Para ilustrar esta doctrina con un ejemplo correspondiente podemos hacer notar que no sólo el dolor que procede de otra persona por accidente tiene poca fuerza para excitar una pasión, sino que también sucede lo mismo con aquel que procede de una necesidad o deber reconocido. Uno que tenga el designio real de dañarnos, no naciendo éste de odio ni de mala voluntad, sino de la justicia y equidad, no provoca por nuestra parte odio hacia él si somos en algún grado razonables; sin embargo, él es la causa, y la, causa conocida, de nuestro sufrimiento. Examinemos un poco este fenómeno.

Es evidente, en primer lugar, que esta circunstancia no es decisiva, y aunque pueda ser capaz de disminuir las pasiones rara vez puede suprimirlas. ¡Qué pocos criminales existen que no experimenten mala voluntad por los que los acusan o por el juez que los condena, aunque son conscientes de que son merecedores de ello! De igual modo, nuestro antagonista en un pleito o nuestro competidor para un empleo son considerados habitualmente como enemigos, aunque debemos reconocer, si reflexionamos un momento, que sus motivos son tan justificables como los nuestros.

Además, podemos considerar que cuando recibimos daño por parte de una persona nos inclinamos a imaginarla como criminal, y sólo con extrema dificultad reconocemos su justicia o inocencia. Esta es una prueba clara de que, independientemente de la opinión de la intención dañina, todo daño o dolor tiene la tendencia natural a excitar nuestro odio y que después buscamos las razones que puedan justificar y fundamentar la pasión. Aquí la idea del daño no produce la pasión, sino que surge de ella.

No es de extrañar que la pasión produzca la opinión de la injuria, pues de otro modo tendría que sufrir una considerable disminución, lo que todas las pasiones evitan tanto como es posible. La supresión del daño puede suprimir la cólera sin probar que la cólera surge sólo de la injuria. El daño y la justicia son dos objetos contrarios, de los cuales uno tiene la tendencia a producir odio y otro amor, y según sus diferentes grados y nuestro particular modo de pensar prevalece uno de los objetos y excita la pasión que le es propia.

Sección IV - Del amor producido por las relaciones.

Habiendo dado una razón de por qué varias acciones que causan un placer o dolor real no excitan ningún grado o excitan un grado mínimo de las pasiones de amor u odio hacia sus autores, será necesario mostrar en qué consiste el placer o desagrado de varios objetos que por experiencia sabemos que producen estas pasiones.

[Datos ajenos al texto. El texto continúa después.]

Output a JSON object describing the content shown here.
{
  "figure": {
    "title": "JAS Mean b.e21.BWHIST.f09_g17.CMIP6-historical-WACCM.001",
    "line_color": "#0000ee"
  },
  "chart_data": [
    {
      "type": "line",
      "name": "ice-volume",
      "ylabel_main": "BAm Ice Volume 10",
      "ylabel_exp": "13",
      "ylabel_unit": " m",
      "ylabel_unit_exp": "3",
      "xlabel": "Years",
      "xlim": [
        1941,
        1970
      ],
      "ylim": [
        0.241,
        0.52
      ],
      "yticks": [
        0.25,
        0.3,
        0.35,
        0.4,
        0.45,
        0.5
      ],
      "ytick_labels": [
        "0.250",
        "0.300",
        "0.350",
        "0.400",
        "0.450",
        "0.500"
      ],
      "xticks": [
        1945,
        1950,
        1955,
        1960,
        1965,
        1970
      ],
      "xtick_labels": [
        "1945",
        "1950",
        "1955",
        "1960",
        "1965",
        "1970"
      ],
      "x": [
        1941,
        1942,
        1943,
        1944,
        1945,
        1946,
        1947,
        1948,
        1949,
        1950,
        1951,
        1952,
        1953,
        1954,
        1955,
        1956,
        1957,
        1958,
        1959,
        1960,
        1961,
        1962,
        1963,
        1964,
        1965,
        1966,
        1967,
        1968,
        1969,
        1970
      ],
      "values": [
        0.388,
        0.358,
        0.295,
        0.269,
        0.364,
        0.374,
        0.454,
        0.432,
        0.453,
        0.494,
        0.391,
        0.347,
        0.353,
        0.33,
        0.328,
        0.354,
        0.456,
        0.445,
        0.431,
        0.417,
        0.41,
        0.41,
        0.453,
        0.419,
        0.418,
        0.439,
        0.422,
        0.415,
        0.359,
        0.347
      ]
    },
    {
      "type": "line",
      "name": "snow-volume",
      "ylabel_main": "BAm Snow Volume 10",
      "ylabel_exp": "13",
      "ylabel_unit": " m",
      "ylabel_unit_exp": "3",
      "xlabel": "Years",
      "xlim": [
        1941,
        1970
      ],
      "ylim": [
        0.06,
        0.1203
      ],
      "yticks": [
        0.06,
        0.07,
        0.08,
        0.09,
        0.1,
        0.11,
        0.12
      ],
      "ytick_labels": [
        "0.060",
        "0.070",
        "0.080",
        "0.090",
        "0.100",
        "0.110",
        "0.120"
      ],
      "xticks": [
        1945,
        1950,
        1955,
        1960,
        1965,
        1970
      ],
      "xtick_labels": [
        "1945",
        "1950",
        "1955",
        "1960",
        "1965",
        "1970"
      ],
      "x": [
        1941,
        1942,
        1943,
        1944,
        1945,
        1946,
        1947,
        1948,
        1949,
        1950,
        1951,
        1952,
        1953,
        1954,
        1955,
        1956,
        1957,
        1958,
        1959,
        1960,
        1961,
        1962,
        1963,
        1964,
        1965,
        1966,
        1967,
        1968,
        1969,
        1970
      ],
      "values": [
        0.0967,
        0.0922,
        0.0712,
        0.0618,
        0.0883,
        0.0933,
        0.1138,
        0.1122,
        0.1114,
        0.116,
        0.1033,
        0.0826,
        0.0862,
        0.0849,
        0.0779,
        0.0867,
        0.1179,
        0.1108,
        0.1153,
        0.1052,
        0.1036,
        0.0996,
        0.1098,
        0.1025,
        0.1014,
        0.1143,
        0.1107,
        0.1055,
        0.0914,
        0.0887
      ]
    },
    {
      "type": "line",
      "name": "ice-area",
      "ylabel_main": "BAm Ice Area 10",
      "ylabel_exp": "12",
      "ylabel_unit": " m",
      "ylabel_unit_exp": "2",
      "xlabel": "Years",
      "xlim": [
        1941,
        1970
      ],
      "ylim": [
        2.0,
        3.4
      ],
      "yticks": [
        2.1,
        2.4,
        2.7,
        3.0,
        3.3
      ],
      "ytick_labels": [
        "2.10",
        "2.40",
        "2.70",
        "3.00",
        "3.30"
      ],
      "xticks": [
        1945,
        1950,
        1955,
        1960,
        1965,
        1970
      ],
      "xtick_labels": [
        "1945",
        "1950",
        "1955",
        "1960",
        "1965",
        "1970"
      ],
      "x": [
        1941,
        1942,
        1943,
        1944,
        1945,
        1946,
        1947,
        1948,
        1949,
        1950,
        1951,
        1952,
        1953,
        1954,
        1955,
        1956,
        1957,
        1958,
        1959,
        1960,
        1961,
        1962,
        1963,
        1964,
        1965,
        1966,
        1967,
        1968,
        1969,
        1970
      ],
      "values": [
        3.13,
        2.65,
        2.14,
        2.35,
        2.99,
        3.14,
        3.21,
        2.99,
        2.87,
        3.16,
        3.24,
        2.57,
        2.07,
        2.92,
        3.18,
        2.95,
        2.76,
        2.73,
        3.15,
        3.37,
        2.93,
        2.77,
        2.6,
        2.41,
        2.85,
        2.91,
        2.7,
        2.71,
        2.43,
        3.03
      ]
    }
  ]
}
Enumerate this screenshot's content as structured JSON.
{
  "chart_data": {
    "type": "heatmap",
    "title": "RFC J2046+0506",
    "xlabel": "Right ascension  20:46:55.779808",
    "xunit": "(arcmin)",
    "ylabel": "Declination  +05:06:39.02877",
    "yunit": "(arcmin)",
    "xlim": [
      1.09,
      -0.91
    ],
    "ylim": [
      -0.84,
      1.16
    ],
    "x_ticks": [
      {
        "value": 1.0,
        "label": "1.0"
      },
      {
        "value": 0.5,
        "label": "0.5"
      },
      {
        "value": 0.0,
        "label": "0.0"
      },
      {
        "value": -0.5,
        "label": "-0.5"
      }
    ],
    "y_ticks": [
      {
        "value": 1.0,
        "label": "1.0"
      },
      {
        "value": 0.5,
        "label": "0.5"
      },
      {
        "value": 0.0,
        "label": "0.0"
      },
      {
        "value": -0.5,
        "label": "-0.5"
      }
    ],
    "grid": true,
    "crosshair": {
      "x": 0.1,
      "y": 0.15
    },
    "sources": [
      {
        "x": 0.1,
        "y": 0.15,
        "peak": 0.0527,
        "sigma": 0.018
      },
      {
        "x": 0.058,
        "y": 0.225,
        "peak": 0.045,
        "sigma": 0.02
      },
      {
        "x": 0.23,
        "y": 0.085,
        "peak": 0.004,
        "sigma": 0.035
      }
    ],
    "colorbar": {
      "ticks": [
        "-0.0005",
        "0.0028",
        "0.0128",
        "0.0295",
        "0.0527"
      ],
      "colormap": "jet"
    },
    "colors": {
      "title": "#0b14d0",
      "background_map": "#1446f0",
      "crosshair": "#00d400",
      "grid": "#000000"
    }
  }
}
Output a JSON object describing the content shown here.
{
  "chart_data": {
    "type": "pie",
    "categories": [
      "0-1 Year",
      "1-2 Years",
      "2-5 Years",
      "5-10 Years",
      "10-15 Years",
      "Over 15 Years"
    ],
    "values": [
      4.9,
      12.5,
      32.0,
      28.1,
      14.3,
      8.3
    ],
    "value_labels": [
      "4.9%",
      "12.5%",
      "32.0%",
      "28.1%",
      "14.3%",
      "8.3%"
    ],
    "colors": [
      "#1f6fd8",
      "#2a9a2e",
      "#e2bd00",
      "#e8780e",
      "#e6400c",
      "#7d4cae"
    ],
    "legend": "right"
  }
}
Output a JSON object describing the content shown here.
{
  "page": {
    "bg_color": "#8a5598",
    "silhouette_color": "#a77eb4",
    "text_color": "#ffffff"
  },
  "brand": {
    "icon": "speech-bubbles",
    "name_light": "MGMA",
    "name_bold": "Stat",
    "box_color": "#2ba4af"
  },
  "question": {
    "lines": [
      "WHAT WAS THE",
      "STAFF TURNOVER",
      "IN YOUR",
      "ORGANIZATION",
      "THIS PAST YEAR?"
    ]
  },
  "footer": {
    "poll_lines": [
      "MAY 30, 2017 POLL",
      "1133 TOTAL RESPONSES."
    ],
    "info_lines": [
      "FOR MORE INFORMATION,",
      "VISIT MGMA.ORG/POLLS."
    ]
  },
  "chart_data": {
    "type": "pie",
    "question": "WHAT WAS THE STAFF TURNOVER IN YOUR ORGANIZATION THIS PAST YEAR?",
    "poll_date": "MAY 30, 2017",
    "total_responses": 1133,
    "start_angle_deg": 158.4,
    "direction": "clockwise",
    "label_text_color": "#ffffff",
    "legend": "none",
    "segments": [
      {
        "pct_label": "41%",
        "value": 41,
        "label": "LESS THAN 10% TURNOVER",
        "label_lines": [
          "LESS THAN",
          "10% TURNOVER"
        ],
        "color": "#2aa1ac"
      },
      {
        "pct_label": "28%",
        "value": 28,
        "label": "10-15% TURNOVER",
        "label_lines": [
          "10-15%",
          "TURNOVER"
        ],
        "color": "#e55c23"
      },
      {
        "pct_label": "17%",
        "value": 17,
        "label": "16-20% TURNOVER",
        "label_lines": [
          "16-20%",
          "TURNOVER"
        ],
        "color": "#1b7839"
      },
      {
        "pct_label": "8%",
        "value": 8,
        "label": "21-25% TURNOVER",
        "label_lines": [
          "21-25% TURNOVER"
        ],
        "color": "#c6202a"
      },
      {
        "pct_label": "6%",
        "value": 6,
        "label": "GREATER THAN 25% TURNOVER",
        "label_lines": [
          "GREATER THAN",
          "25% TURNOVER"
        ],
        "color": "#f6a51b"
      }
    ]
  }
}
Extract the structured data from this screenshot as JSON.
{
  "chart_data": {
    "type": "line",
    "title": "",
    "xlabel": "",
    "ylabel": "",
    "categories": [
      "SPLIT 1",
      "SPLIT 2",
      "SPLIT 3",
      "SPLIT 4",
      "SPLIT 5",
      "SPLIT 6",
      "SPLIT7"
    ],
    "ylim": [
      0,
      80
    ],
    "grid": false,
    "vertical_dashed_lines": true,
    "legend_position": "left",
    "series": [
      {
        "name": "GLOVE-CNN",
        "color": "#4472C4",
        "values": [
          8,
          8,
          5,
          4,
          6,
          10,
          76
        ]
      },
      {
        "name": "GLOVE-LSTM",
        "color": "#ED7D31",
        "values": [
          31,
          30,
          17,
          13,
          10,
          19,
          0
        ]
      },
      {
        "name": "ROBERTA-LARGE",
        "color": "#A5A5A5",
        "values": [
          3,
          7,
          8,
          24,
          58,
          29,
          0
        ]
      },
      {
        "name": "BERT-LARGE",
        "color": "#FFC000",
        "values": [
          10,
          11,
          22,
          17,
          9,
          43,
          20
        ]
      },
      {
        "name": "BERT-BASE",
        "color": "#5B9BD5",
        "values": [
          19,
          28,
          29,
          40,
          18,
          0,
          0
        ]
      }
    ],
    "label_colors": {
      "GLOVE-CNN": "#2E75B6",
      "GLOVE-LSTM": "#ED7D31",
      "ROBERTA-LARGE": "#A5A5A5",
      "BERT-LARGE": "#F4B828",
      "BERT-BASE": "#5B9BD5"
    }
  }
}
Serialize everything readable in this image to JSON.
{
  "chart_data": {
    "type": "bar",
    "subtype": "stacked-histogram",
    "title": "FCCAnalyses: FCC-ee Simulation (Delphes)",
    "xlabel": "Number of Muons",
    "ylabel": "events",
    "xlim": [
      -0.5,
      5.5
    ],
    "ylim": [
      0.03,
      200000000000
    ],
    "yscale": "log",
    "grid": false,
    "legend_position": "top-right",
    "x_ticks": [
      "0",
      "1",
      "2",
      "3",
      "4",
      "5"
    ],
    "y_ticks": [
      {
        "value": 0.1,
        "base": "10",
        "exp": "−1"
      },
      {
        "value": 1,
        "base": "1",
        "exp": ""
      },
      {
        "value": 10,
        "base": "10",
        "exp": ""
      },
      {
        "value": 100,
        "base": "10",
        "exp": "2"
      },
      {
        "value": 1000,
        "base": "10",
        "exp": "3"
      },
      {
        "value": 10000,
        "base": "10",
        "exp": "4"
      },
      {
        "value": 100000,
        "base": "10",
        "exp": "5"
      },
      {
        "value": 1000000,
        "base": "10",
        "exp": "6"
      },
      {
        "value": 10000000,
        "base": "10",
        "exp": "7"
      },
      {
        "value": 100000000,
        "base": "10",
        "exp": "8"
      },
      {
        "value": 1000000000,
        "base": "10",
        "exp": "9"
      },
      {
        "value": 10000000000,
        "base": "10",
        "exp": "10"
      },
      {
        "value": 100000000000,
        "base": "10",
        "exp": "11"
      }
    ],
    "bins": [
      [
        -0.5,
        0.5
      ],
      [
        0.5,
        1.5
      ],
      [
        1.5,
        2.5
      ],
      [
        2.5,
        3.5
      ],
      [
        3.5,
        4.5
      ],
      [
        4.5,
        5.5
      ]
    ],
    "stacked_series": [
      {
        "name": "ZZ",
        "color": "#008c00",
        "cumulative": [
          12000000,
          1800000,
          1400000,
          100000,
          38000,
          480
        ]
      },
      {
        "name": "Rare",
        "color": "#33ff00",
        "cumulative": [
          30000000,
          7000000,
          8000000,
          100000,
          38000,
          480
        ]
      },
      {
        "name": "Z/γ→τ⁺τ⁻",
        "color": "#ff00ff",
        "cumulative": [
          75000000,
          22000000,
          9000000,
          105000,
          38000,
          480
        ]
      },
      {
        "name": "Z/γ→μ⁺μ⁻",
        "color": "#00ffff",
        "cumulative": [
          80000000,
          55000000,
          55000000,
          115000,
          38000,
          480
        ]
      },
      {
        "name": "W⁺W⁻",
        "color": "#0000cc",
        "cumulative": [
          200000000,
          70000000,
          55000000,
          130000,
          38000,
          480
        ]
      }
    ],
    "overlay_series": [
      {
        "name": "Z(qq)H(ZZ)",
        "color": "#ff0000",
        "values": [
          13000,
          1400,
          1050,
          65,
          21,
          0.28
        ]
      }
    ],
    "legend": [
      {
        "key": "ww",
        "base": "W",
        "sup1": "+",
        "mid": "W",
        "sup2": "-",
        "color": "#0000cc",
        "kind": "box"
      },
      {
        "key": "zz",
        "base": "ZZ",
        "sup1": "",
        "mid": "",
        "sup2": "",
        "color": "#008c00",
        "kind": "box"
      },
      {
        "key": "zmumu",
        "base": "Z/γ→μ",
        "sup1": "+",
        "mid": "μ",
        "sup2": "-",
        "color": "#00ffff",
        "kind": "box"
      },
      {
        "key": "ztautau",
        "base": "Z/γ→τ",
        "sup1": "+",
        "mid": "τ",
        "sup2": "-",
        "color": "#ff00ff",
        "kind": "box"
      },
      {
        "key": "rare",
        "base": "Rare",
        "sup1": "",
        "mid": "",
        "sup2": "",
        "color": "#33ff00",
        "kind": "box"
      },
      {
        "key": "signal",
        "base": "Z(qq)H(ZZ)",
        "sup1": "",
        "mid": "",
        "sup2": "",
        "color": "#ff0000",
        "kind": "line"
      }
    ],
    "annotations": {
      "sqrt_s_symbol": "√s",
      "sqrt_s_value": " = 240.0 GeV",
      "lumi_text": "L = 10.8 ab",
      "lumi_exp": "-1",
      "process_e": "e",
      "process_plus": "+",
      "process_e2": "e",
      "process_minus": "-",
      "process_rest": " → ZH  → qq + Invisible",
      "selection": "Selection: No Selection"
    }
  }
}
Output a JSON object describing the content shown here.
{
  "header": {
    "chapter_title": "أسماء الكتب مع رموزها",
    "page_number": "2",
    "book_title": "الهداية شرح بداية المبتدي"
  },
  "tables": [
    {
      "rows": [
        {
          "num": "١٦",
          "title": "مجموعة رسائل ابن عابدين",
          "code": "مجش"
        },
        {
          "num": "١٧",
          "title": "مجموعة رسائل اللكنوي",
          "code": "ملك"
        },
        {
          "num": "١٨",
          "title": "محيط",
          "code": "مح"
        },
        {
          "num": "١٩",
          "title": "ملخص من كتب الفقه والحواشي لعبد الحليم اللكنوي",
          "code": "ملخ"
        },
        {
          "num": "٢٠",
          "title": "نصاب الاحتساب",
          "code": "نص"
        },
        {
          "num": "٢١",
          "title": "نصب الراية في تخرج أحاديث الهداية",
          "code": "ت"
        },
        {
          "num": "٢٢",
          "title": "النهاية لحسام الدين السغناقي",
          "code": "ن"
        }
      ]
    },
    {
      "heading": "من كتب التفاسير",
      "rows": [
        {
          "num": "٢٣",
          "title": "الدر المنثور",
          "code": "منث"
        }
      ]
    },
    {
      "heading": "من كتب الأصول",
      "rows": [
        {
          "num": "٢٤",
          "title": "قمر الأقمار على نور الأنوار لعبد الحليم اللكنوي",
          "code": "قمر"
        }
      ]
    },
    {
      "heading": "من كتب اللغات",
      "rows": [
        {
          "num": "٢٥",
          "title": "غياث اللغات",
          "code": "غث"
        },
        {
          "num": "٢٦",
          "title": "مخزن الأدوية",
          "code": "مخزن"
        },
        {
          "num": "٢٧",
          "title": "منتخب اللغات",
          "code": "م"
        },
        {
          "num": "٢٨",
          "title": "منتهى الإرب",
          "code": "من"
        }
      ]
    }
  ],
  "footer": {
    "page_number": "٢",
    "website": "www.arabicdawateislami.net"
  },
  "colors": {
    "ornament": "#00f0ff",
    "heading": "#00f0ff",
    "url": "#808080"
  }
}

De acuerdo con el precedente sistema, se requiere siempre una doble relación de impresiones e ideas entre la causa y el efecto para producir amor u odio. Pero aunque esto es universalmente válido es de notar que la pasión del amor puede ser producida por una relación sola de un género diferente, a saber: la existente entre nosotros y el objeto, o, hablando más propiamente, que esta relación va acompañada siempre de las otras dos. Todo lo que se halla unido a nosotros por algún lazo puede seguramente ser el objeto de nuestro amor, de un modo proporcional a esta relación, sin necesidad de indagar sus otras propiedades. Así, la relación de sangre produce el lazo más fuerte de que el espíritu es capaz en el amor de los padres a los hijos, y en menor grado, la misma afección cuando la relación disminuye. No sólo la uinidad tiene este efecto, sino cualquier otra relación, sin excepción. Amamos a nuestros compatriotas, a nuestros vecinos, a los que hacen un trabajo análogo al nuestro, a los que ejercen nuestra misma profesión y hasta aquellos que llevan nuestro nombre. Cada una de estas relaciones se estima como un lazo y tiene un reducido derecho a requerir nuestra afección.